A day after the start of Brexit talks, Hammond sought to soften the more confrontational tone towards the bloc taken by Prime Minister Theresa May - a role he has re-adopted since her election flop earlier this month.
“Our departure from the EU is under way. But ensuring that it happens via a smooth pathway to a deep and special future partnership with our EU neighbors, one that protects jobs, prosperity, and living standards in Britain will require every ounce of skill and diplomacy,” he said in a speech.
“...Yesterday was a positive start. It will get tougher. But we are ready for the challenge.”
Almost a year to the day since British voters decided to leave the EU, the Brexit strategy debate within the government has been opened up again by May’s unexpected failure to win a parliamentary majority in the June 8 ballot.
She had raised concerns among many businesses in Britain by saying that no deal with the EU was better than a bad deal, raising the prospect of an abrupt Brexit.
Hammond had looked set to lose his job until May’s election flop.
He has now re-emerged as big business’ leading proponent in the government, a role he reinforced on Tuesday by emphasizing the need for “mutually beneficial transitional arrangements to avoid unnecessary disruption and dangerous cliff edges.”
In his speech, Hammond also reiterated he planned to stick to the government’s target of turning Britain’s budget deficit into a surplus by the mid-2020s, despite pressure from the resurgent opposition Labour Party for more public spending.
“CRUSADE” FOR SERVICES
In his annual Mansion House speech, Hammond said Britain would almost certainly need an implementation period as it left the EU’s single market and its customs union “with current customs border arrangements remaining in place, until new long-term arrangements are up and running.”
Bank of England Governor Mark Carney, speaking after Hammond, said companies might soon start to activate contingency plans if a transitional deal did not appear likely.
Hammond said he wanted Britain to lead a “crusade” for the opening up of services markets around the world as it leaves the EU, reflecting the importance of a sector that accounts for around 80 percent of Britain’s economic output.
Speaking to an audience packed with banking executives, he took a swipe at recent moves by the EU to try to shift some of Britain’s financial services to the bloc.
“We are already hearing protectionist agendas being advanced, disguised as arguments about regulatory competence, financial stability, and supervisory oversight,” he said. “We can have no truck with that approach.”

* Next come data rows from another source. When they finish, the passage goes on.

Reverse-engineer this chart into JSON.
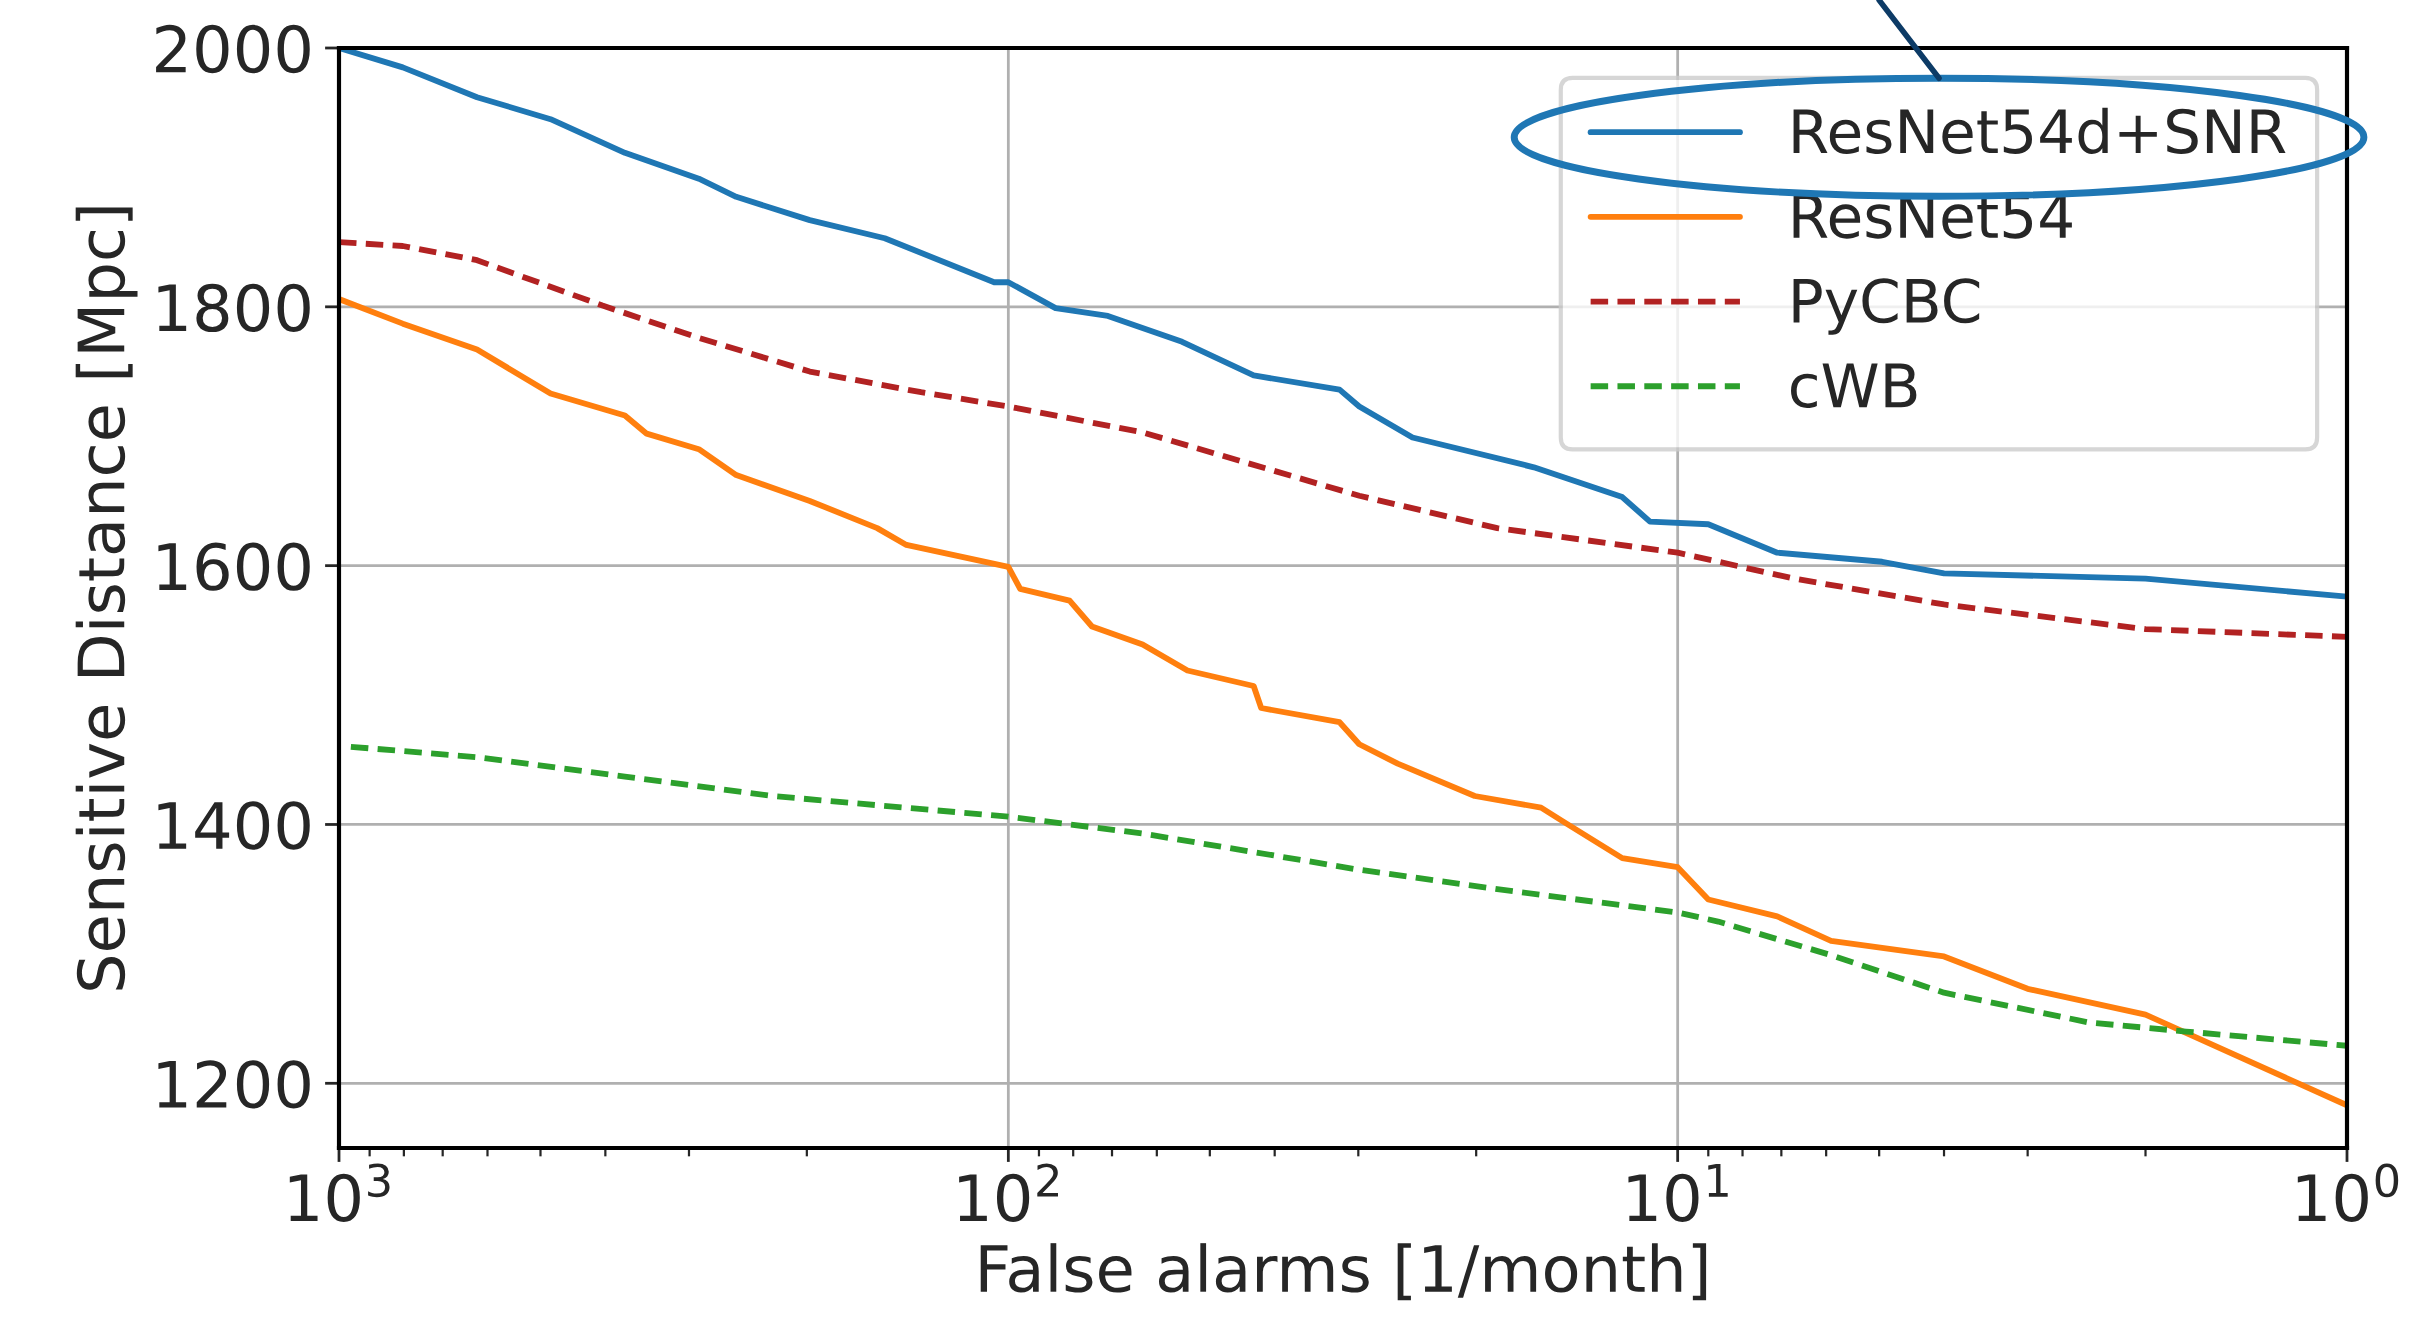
{
  "chart_data": {
    "type": "line",
    "xlabel": "False alarms [1/month]",
    "ylabel": "Sensitive Distance [Mpc]",
    "log": "x",
    "xlim": [
      1000,
      1
    ],
    "ylim": [
      1150,
      2000
    ],
    "xticks": [
      {
        "value": 1000,
        "label": "10$^{3}$"
      },
      {
        "value": 100,
        "label": "10$^{2}$"
      },
      {
        "value": 10,
        "label": "10$^{1}$"
      },
      {
        "value": 1,
        "label": "10$^{0}$"
      }
    ],
    "yticks": [
      1200,
      1400,
      1600,
      1800,
      2000
    ],
    "grid": true,
    "legend": "top right",
    "series": [
      {
        "name": "ResNet54d+SNR",
        "color": "#1f77b4",
        "line_style": "solid",
        "x": [
          1000,
          803,
          622,
          483,
          374,
          290,
          255,
          198,
          153,
          105,
          100,
          85,
          71,
          55,
          43,
          32,
          29.9,
          24.9,
          16.4,
          12.1,
          11.0,
          9.0,
          7.1,
          4.95,
          4.0,
          2.0,
          1
        ],
        "values": [
          2000,
          1985,
          1962,
          1945,
          1919,
          1899,
          1885,
          1867,
          1853,
          1819,
          1819,
          1799,
          1793,
          1773,
          1747,
          1736,
          1723,
          1699,
          1676,
          1653,
          1634,
          1632,
          1610,
          1603,
          1594,
          1590,
          1576
        ]
      },
      {
        "name": "ResNet54",
        "color": "#ff7f0e",
        "line_style": "solid",
        "x": [
          1000,
          803,
          622,
          483,
          374,
          347,
          290,
          255,
          198,
          157,
          142,
          100,
          96,
          81,
          75,
          63,
          54,
          43,
          41.9,
          32,
          29.9,
          26.2,
          20.1,
          16.0,
          14.8,
          12.1,
          10,
          9.0,
          7.1,
          5.9,
          4.0,
          3.0,
          2.0,
          1
        ],
        "values": [
          1806,
          1787,
          1767,
          1733,
          1716,
          1702,
          1690,
          1670,
          1650,
          1629,
          1616,
          1599,
          1582,
          1573,
          1553,
          1539,
          1519,
          1507,
          1490,
          1479,
          1462,
          1447,
          1422,
          1413,
          1402,
          1374,
          1367,
          1342,
          1329,
          1310,
          1298,
          1273,
          1253,
          1183
        ]
      },
      {
        "name": "PyCBC",
        "color": "#b22222",
        "line_style": "dashed",
        "x": [
          1000,
          803,
          622,
          404,
          290,
          198,
          135,
          100,
          63,
          29.9,
          18.6,
          10,
          6.7,
          4.0,
          2.0,
          1
        ],
        "values": [
          1850,
          1847,
          1836,
          1801,
          1776,
          1750,
          1734,
          1723,
          1703,
          1654,
          1629,
          1610,
          1590,
          1570,
          1551,
          1545
        ]
      },
      {
        "name": "cWB",
        "color": "#2ca02c",
        "line_style": "dashed",
        "x": [
          960,
          622,
          374,
          225,
          100,
          63,
          29.9,
          18.6,
          10,
          8.7,
          5.9,
          4.0,
          2.43,
          1.74,
          1
        ],
        "values": [
          1460,
          1452,
          1437,
          1422,
          1406,
          1393,
          1365,
          1350,
          1332,
          1325,
          1299,
          1270,
          1247,
          1240,
          1229
        ]
      }
    ]
  }
}
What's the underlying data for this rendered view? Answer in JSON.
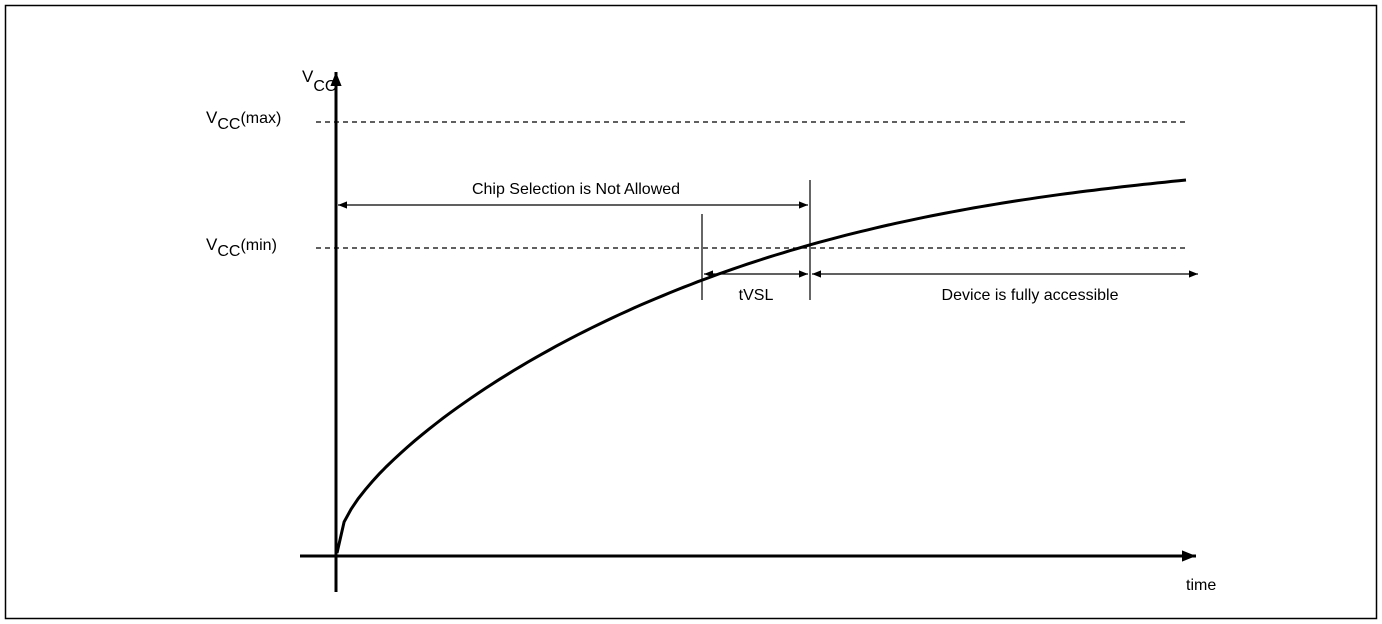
{
  "diagram": {
    "y_axis": {
      "symbol": "V",
      "subscript": "CC"
    },
    "x_axis": {
      "label": "time"
    },
    "levels": {
      "vcc_max": {
        "symbol": "V",
        "subscript": "CC",
        "suffix": "(max)"
      },
      "vcc_min": {
        "symbol": "V",
        "subscript": "CC",
        "suffix": "(min)"
      }
    },
    "annotations": {
      "chip_selection": "Chip Selection is Not Allowed",
      "tvsl": "tVSL",
      "fully_accessible": "Device is fully accessible"
    }
  }
}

The EU’s executive said last week it planned to give itself powers to move euro clearing business away from London’s financial sector to the EU after Brexit.
However, Hammond made a point of acknowledging the concerns of other EU countries about their oversight of financial markets which are vital to their economies but will be outside the bloc.
Hammond also reiterated his calls for Britain to remain open to skilled workers, reflecting a key concern among businesses which are worried that they might face big hurdles to hiring EU workers after Brexit.